# Compare KLime and Shapley Reason Codes

The goal of this notebook is to compare the reason codes created from the two method provided by Driverless AI: 

* [Shapley](http://docs.h2o.ai/driverless-ai/latest-stable/docs/userguide/interpreting.html#shapley-plot)
* [K-Lime](http://docs.h2o.ai/driverless-ai/latest-stable/docs/userguide/interpreting.html#k-lime-and-lime-sup)

Shapley uses the final Driverless AI model to create reason codes whereas K-Lime uses surrogate GLM models.  This tends to make Shapley more accurate and K-Lime more interpretable.  The K-Lime surrogate models are trained on the original data (no feature engineering) which generally makes K-Lime reason codes more understandable.  

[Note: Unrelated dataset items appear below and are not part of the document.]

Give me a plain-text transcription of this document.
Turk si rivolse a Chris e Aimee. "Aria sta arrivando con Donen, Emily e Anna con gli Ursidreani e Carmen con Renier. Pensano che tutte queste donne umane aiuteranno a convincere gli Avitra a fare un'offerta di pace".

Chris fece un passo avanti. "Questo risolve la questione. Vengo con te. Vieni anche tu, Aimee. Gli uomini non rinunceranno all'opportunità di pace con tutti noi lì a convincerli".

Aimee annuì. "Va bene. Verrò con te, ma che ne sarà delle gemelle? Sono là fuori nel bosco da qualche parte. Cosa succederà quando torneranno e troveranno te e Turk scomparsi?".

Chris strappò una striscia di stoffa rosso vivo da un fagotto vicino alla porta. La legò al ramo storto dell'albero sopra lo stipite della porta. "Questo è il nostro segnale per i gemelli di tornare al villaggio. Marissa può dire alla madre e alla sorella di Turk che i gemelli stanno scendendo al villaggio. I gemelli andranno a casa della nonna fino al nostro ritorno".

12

In this notebook, we will use the MLI scoring pipeline to compare the reason codes from K-Lime and Shapley.  



## Install Scoring Libraries

The steps below describe how to set up the Python environment to use the MLI scoring pipeline functions:

1. On the MLI page, click the Scoring Pipeline button.  
![mli-scoring-pipeline](images/scoring_pipeline_mli.png)
    
    
2. Unzip the scoring pipeline, and run the  bash script: `run_example_shapley.sh` in the **scoring-pipeline-mli** folder.   (This requires Linux x86_64 and Python 3.6.).  This script will set up the Python environment for you with all necessary libraries loaded.
    
    `$ bash run_example_shapley.sh`


3. Activate the Python environment

    `$ bash mli_dai_env/bin/activate`

## Define Scorers

* scorer = predictions and reason codes from Driverless model
* mli_scorer = predictions and reason codes from Surrogate models (like k-lime)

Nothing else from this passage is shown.